Over at Telegraph blogs today I pay tribute in my inimitable, tasteful way to the late Rodney King - the man responsible for giving me my first big break in journalism when, while on holiday in California in April 1992, I accidentally ended up covering the LA riots.
I'm sure for many of those caught up in the riots it was a nightmare. But covering them as a journalist was a blast because I was young and dumb with delusions of immortality. Even scarier than my encounter with the "Four-Tray Crips" - see above - was when I found myself driving with a colleague through South Central in a red open-topped Ford Mustang. The car was fine for its original rental purpose: cruising San Diego while covering the Americas Cup. But definitely somewhat provocative when driven in the midst of the riots by two very conspicuous white guys.

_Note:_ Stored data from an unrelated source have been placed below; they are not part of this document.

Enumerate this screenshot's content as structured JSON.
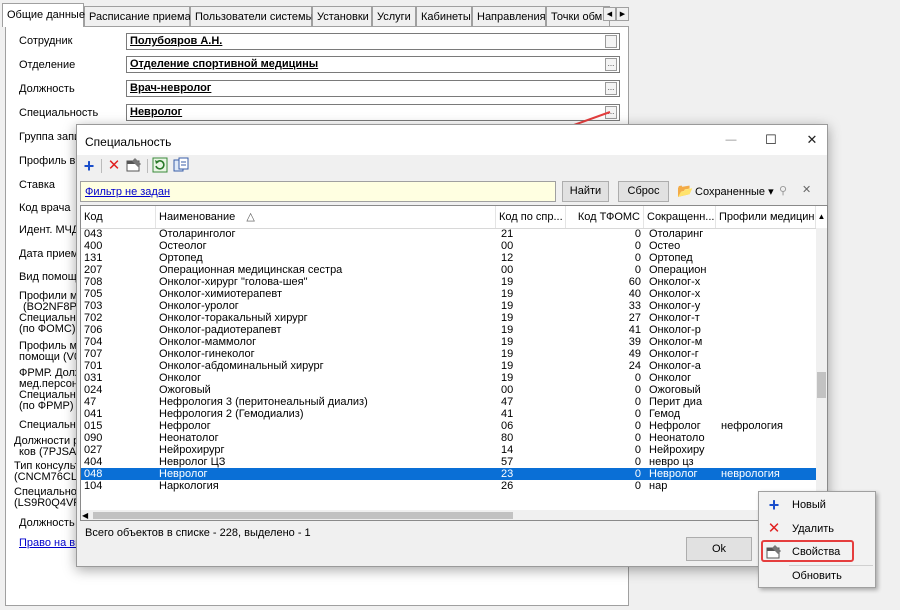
{
  "tabs": [
    "Общие данные",
    "Расписание приема",
    "Пользователи системы",
    "Установки",
    "Услуги",
    "Кабинеты",
    "Направления",
    "Точки обм"
  ],
  "form": {
    "fields": [
      {
        "label": "Сотрудник",
        "value": "Полубояров А.Н."
      },
      {
        "label": "Отделение",
        "value": "Отделение спортивной медицины"
      },
      {
        "label": "Должность",
        "value": "Врач-невролог"
      },
      {
        "label": "Специальность",
        "value": "Невролог"
      }
    ],
    "side_labels": [
      "Группа запи",
      "Профиль вра",
      "Ставка",
      "Код врача",
      "Идент. МЧД",
      "Дата приема",
      "Вид помощи",
      "Профили мед",
      "(BO2NF8PT",
      "Специально",
      "(по ФОМС)",
      "Профиль ме",
      "помощи (V00",
      "ФРМР. Долж",
      "мед.персона",
      "Специально",
      "(по ФРМР)",
      "Специально",
      "Должности р",
      "ков (7PJSAM",
      "Тип консульт",
      "(CNCM76CLK",
      "Специально",
      "(LS9R0Q4VR",
      "Должность Ф"
    ],
    "link": "Право на вы"
  },
  "dialog": {
    "title": "Специальность",
    "filter_text": "Фильтр не задан",
    "find_button": "Найти",
    "reset_button": "Сброс",
    "saved_label": "Сохраненные ▾",
    "columns": [
      "Код",
      "Наименование",
      "Код по спр...",
      "Код ТФОМС",
      "Сокращенн...",
      "Профили медицинско"
    ],
    "rows": [
      [
        "043",
        "Отоларинголог",
        "21",
        "0",
        "Отоларинг",
        ""
      ],
      [
        "400",
        "Остеолог",
        "00",
        "0",
        "Остео",
        ""
      ],
      [
        "131",
        "Ортопед",
        "12",
        "0",
        "Ортопед",
        ""
      ],
      [
        "207",
        "Операционная медицинская сестра",
        "00",
        "0",
        "Операцион",
        ""
      ],
      [
        "708",
        "Онколог-хирург \"голова-шея\"",
        "19",
        "60",
        "Онколог-х",
        ""
      ],
      [
        "705",
        "Онколог-химиотерапевт",
        "19",
        "40",
        "Онколог-х",
        ""
      ],
      [
        "703",
        "Онколог-уролог",
        "19",
        "33",
        "Онколог-у",
        ""
      ],
      [
        "702",
        "Онколог-торакальный хирург",
        "19",
        "27",
        "Онколог-т",
        ""
      ],
      [
        "706",
        "Онколог-радиотерапевт",
        "19",
        "41",
        "Онколог-р",
        ""
      ],
      [
        "704",
        "Онколог-маммолог",
        "19",
        "39",
        "Онколог-м",
        ""
      ],
      [
        "707",
        "Онколог-гинеколог",
        "19",
        "49",
        "Онколог-г",
        ""
      ],
      [
        "701",
        "Онколог-абдоминальный хирург",
        "19",
        "24",
        "Онколог-а",
        ""
      ],
      [
        "031",
        "Онколог",
        "19",
        "0",
        "Онколог",
        ""
      ],
      [
        "024",
        "Ожоговый",
        "00",
        "0",
        "Ожоговый",
        ""
      ],
      [
        "47",
        "Нефрология 3 (перитонеальный диализ)",
        "47",
        "0",
        "Перит диа",
        ""
      ],
      [
        "041",
        "Нефрология 2 (Гемодиализ)",
        "41",
        "0",
        "Гемод",
        ""
      ],
      [
        "015",
        "Нефролог",
        "06",
        "0",
        "Нефролог",
        "нефрология"
      ],
      [
        "090",
        "Неонатолог",
        "80",
        "0",
        "Неонатоло",
        ""
      ],
      [
        "027",
        "Нейрохирург",
        "14",
        "0",
        "Нейрохиру",
        ""
      ],
      [
        "404",
        "Невролог ЦЗ",
        "57",
        "0",
        "невро цз",
        ""
      ],
      [
        "048",
        "Невролог",
        "23",
        "0",
        "Невролог",
        "неврология"
      ],
      [
        "104",
        "Наркология",
        "26",
        "0",
        "нар",
        ""
      ]
    ],
    "selected_row": 20,
    "status": "Всего объектов в списке - 228, выделено - 1",
    "ok_button": "Ok"
  },
  "context_menu": {
    "items": [
      {
        "label": "Новый",
        "icon": "plus-icon"
      },
      {
        "label": "Удалить",
        "icon": "delete-x-icon"
      },
      {
        "label": "Свойства",
        "icon": "properties-icon"
      },
      {
        "label": "Обновить",
        "icon": ""
      }
    ],
    "highlighted": 2
  },
  "colors": {
    "selection": "#0a6fd6",
    "filter_bg": "#ffffe1",
    "annotation": "#e53e3e",
    "add_icon": "#1a4ecb",
    "delete_icon": "#e02020"
  }
}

We were lost, looking for a pastor's house, and we took a turn down a side road to be greeted by a very tall black man standing in the middle of the road, staring at us, with something long and metallic dangling from his hand. As we drove closer - very, very slowly - we saw what it was: a .44 Magnum with a silencer on it. I didn't look him in the eyes. I pretended not to have noticed anything at all. As we drove past, buttocks clenched so tight they wouldn't untighten again for several hours thereafter, I felt the guy studying us curiously, trying to decide what to do. We cruised on (slowly, so as not to provoke) and I wondered how it would feel to be shot in the back of the head or in the back through my car seat by the world's most powerful handgun. Did I feel lucky, punk?
Anyway, I hope I'm not spoiling the story by telling you that he didn't shoot and I lived to see another day. This is the thing about scary life or death experiences which could go either way. If they go wrong, you die. If they go right, they end up as just another amusing anecdote.